Badan Informasi Geospasial

Bersama Menata Indonesia yang Lebih Baik

BIG serahkan Surat Rekomendasi Penataan Ruang Kepada 7 Daerah

Cibinong, Berita- Geospasial - Badan Informasi Geospasial (BIG) terus berkomitmen dalam menyelenggarakan Informasi Geospasial (IG) yang andal, akurat, dan dapat dipertanggung-jawabkan, terutama dalam rangka mewujudkan impian besarnya ‘Menjadi integrator penyelenggaraan informasi geospasial sebagai landasan pembangunan Indonesia’. Keseriusan itu semakin terlihat seiring dengan bertambahnya umur BIG di tahun 2017 ini yang menginjak angka 48. Di tahun ke 48 yang diperingati setiap tanggal 17 Oktober ini, sesuai dengan hari lahir Badan Koordinasi Survei dan Pemetaan Nasional (Bakosurtanal) yang kemudian bertransformasi menjadi BIG, ada banyak target dan tujuan yang menjadi fokus dalam penyelenggaraan IG di Indonesia.

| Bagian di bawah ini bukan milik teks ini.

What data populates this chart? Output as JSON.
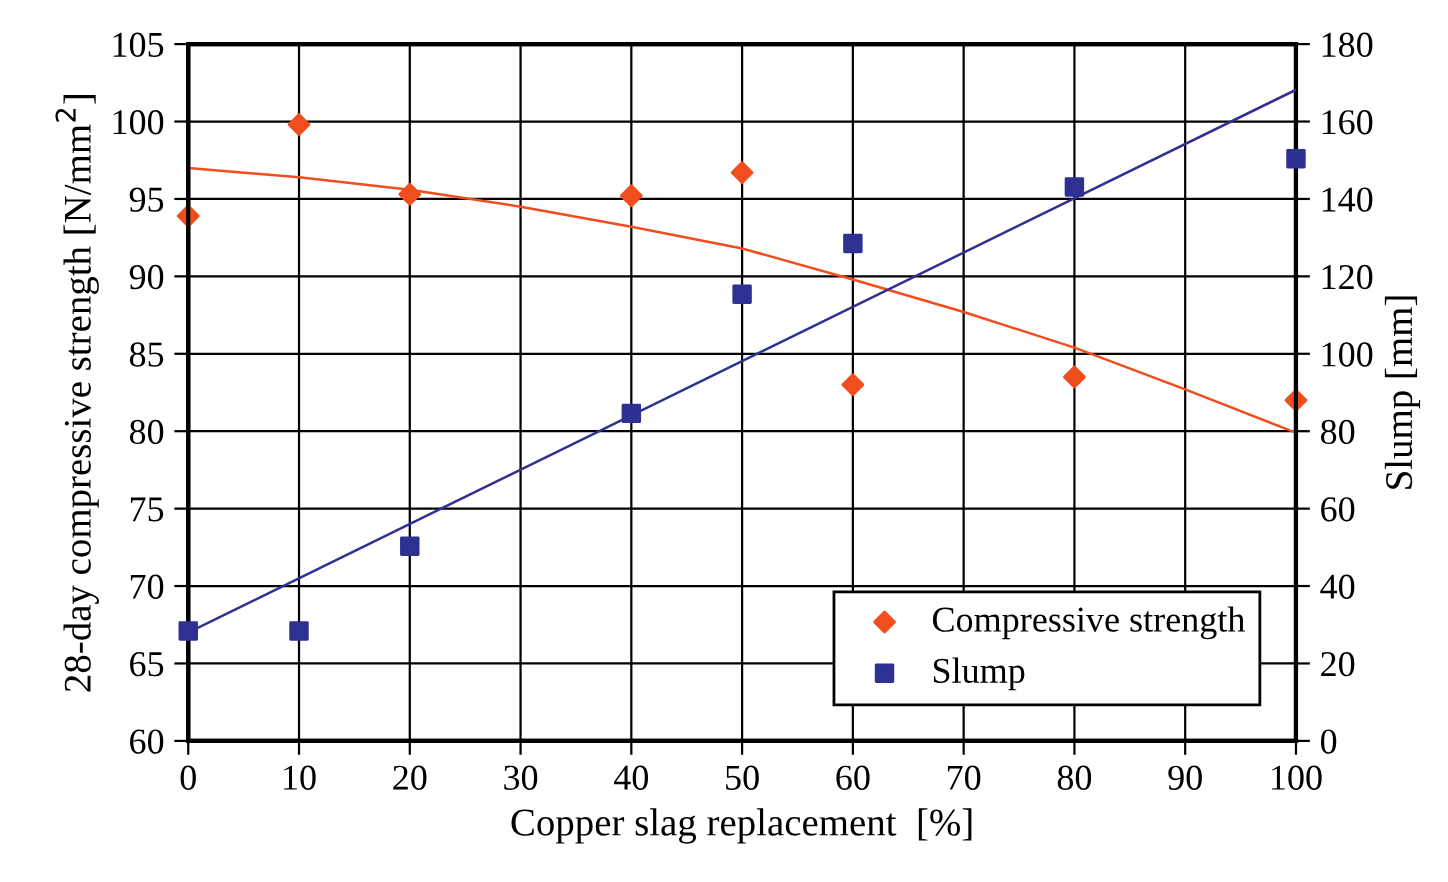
{
  "chart_data": {
    "type": "scatter",
    "xlabel": "Copper slag replacement  [%]",
    "ylabel": "28-day compressive strength [N/mm$^{2}$]",
    "y2label": "Slump [mm]",
    "x": [
      0,
      10,
      20,
      40,
      50,
      60,
      80,
      100
    ],
    "series": [
      {
        "name": "Compressive strength",
        "color": "#f04e1e",
        "marker": "diamond",
        "values": [
          93.9,
          99.8,
          95.3,
          95.2,
          96.7,
          83.0,
          83.5,
          82.0
        ]
      },
      {
        "name": "Slump",
        "color": "#2e3192",
        "marker": "square",
        "axis": "y2",
        "values": [
          28.4,
          28.4,
          50.3,
          84.6,
          115.4,
          128.5,
          143.1,
          150.4
        ]
      },
      {
        "type": "line",
        "color": "#f04e1e",
        "x": [
          0,
          10,
          20,
          30,
          40,
          50,
          60,
          70,
          80,
          90,
          100
        ],
        "values": [
          97.0,
          96.4,
          95.6,
          94.5,
          93.2,
          91.8,
          89.8,
          87.7,
          85.4,
          82.7,
          79.9
        ]
      },
      {
        "type": "line",
        "color": "#2e3192",
        "axis": "y2",
        "x": [
          0,
          100
        ],
        "values": [
          28.0,
          168.2
        ]
      }
    ],
    "xlim": [
      0,
      100
    ],
    "xticks": [
      0,
      10,
      20,
      30,
      40,
      50,
      60,
      70,
      80,
      90,
      100
    ],
    "ylim": [
      60,
      105
    ],
    "yticks": [
      60,
      65,
      70,
      75,
      80,
      85,
      90,
      95,
      100,
      105
    ],
    "y2lim": [
      0,
      180
    ],
    "y2ticks": [
      0,
      20,
      40,
      60,
      80,
      100,
      120,
      140,
      160,
      180
    ],
    "grid": true,
    "legend": "bottom right"
  }
}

Hari jadi tersebut kemudian diperingati sebagai Hari Informasi Geospasial (HIG) yang di tahun 2017 ini acara puncaknya dilaksanakan pada tanggal 24 Oktober 2017. Keseriusan BIG dalam mencapai tujuan utama tersebut dituangkan dalam tema peringatan HIG Tahun 2017, yaitu ‘Kemandirian Geospasial untuk Kedaulatan Bangsa dan Negara’. Tema ini sengaja diangkat untuk menunjukkan betapa pentingnya kemandirian terutama bidang geospasial, untuk pembangunan nasional.

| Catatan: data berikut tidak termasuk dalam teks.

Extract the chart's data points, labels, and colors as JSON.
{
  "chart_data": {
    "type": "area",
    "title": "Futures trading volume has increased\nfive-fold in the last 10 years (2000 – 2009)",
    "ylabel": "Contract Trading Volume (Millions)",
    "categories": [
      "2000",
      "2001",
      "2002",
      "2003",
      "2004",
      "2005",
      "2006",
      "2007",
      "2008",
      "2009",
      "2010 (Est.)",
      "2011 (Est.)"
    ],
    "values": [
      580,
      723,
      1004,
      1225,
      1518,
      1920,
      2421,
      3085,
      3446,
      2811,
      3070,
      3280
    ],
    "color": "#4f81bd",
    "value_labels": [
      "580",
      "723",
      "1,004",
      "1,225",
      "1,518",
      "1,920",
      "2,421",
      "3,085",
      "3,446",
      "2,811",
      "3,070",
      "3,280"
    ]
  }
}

Terkait hal tersebut, banyak daerah  yang secara aktif bekerja sama dengan BIG terutama dalam rangka menyelenggarakan IG yang nantinya digunakan untuk pembangunan di daerahnya. Salah satunya terkait penataan ruang daerah dan wilayah. Sesuai dengan amanat yang terkandung dalam Peraturan Pemerintah RI No 8 Tahun 2013 Tentang Ketelitian Peta Rencana Tata Ruang, disebutkan dalam pasal 7 bahwa penyusunan peta tata ruang wajib dikonsultasikan kepada BIG sebagai penyelenggara IG di Indonesia. Hal itu tidak bisa lepas dari ketentuan-ketentuan yang tertuang dalam PP antara lain bahwa dalam pembuatan peta tata ruang wajib menggunakan sistem referensi geospasial yang sudah ditetapkan BIG. Oleh karena itu banyak daerah silih berganti mengunjungi BIG untuk konsultasi terkait peta tata ruangnya.

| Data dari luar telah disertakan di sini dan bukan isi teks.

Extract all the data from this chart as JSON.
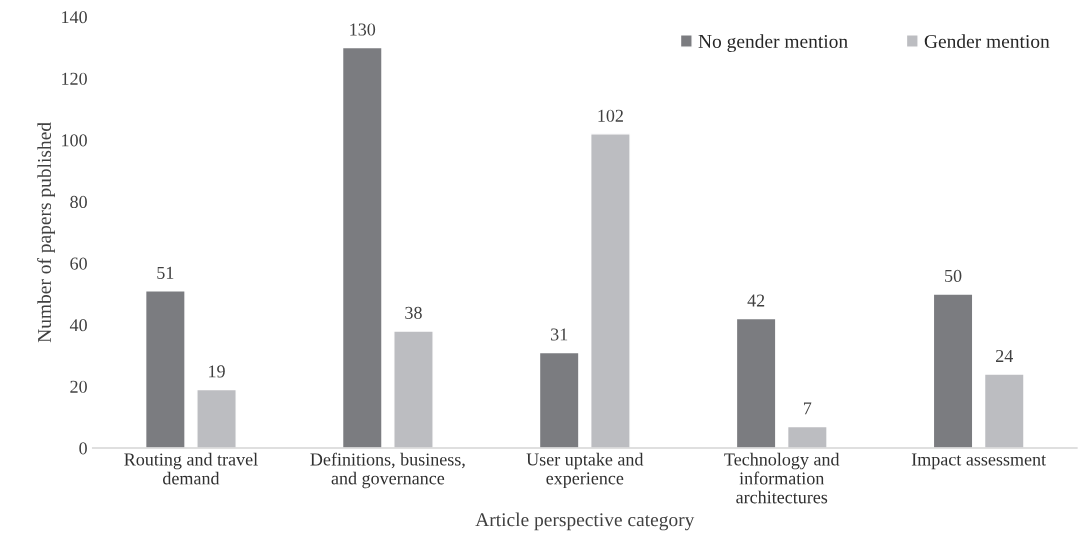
{
  "chart_data": {
    "type": "bar",
    "xlabel": "Article perspective category",
    "ylabel": "Number of papers published",
    "categories": [
      "Routing and travel\ndemand",
      "Definitions, business,\nand governance",
      "User uptake and\nexperience",
      "Technology and\ninformation\narchitectures",
      "Impact assessment"
    ],
    "series": [
      {
        "name": "No gender mention",
        "color": "#7b7c80",
        "values": [
          51,
          130,
          31,
          42,
          50
        ]
      },
      {
        "name": "Gender mention",
        "color": "#bcbdc1",
        "values": [
          19,
          38,
          102,
          7,
          24
        ]
      }
    ],
    "ylim": [
      0,
      140
    ],
    "yticks": [
      0,
      20,
      40,
      60,
      80,
      100,
      120,
      140
    ],
    "grid": false,
    "legend": "top right",
    "data_labels": true
  }
}
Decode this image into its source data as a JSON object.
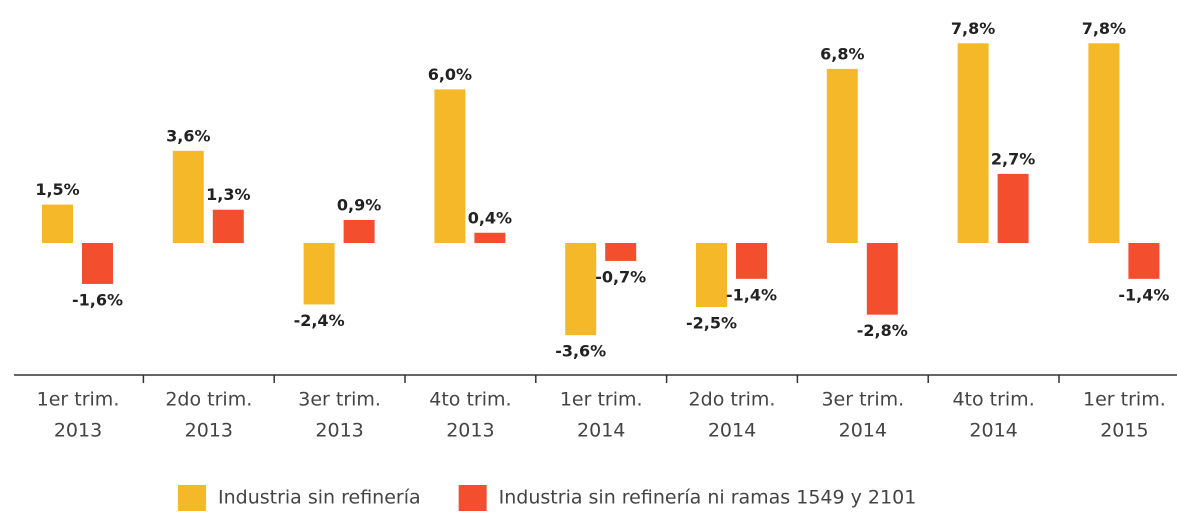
{
  "chart_data": {
    "type": "bar",
    "categories": [
      [
        "1er trim.",
        "2013"
      ],
      [
        "2do trim.",
        "2013"
      ],
      [
        "3er trim.",
        "2013"
      ],
      [
        "4to trim.",
        "2013"
      ],
      [
        "1er trim.",
        "2014"
      ],
      [
        "2do trim.",
        "2014"
      ],
      [
        "3er trim.",
        "2014"
      ],
      [
        "4to trim.",
        "2014"
      ],
      [
        "1er trim.",
        "2015"
      ]
    ],
    "series": [
      {
        "name": "Industria sin refinería",
        "color": "#f5b829",
        "values": [
          1.5,
          3.6,
          -2.4,
          6.0,
          -3.6,
          -2.5,
          6.8,
          7.8,
          7.8
        ],
        "value_labels": [
          "1,5%",
          "3,6%",
          "-2,4%",
          "6,0%",
          "-3,6%",
          "-2,5%",
          "6,8%",
          "7,8%",
          "7,8%"
        ]
      },
      {
        "name": "Industria sin refinería ni ramas 1549 y 2101",
        "color": "#f34e2e",
        "values": [
          -1.6,
          1.3,
          0.9,
          0.4,
          -0.7,
          -1.4,
          -2.8,
          2.7,
          -1.4
        ],
        "value_labels": [
          "-1,6%",
          "1,3%",
          "0,9%",
          "0,4%",
          "-0,7%",
          "-1,4%",
          "-2,8%",
          "2,7%",
          "-1,4%"
        ]
      }
    ],
    "legend": "bottom"
  }
}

Setiap daerah yang telah melakukan konsultasi ke BIG nantinya akan mendapatkan surat rekomendasi sebagai tanda bahwa peta tata ruang mereka telah memenuhi kaidah-kaidah pemetaan yang ada. Pada acara puncak peringatan HIG tersebut, BIG menyerahkan surat rekomendasi akhir konsultasi tata ruang kepada 7 daerah yang telah menyelesaikan semua tahapan. Daerah-daerah tersebut adalah : Kabupaten Jepara, Kabupaten Grobogan, Kabupaten Alor, Kota Padang, Kota Mataram, Kota Surabaya, dan Provinsi Riau.

Secara garis besar ada beberapa tahapan dalam konsultasi (asistensi dan supervisi) peta rencana tata ruang, yaitu : pemeriksaan sumber data, pemeriksaan peta dasar, pemeriksaan peta tematik, pemeriksaan peta rencana, pemeriksaan album peta, pemeriksaan kesesuaian peta rencana dan raperda, serta penerbitan surat rekomendasi. Ketujuh daerah diatas telah menyelesaikan tahapan-tahapan tersebut.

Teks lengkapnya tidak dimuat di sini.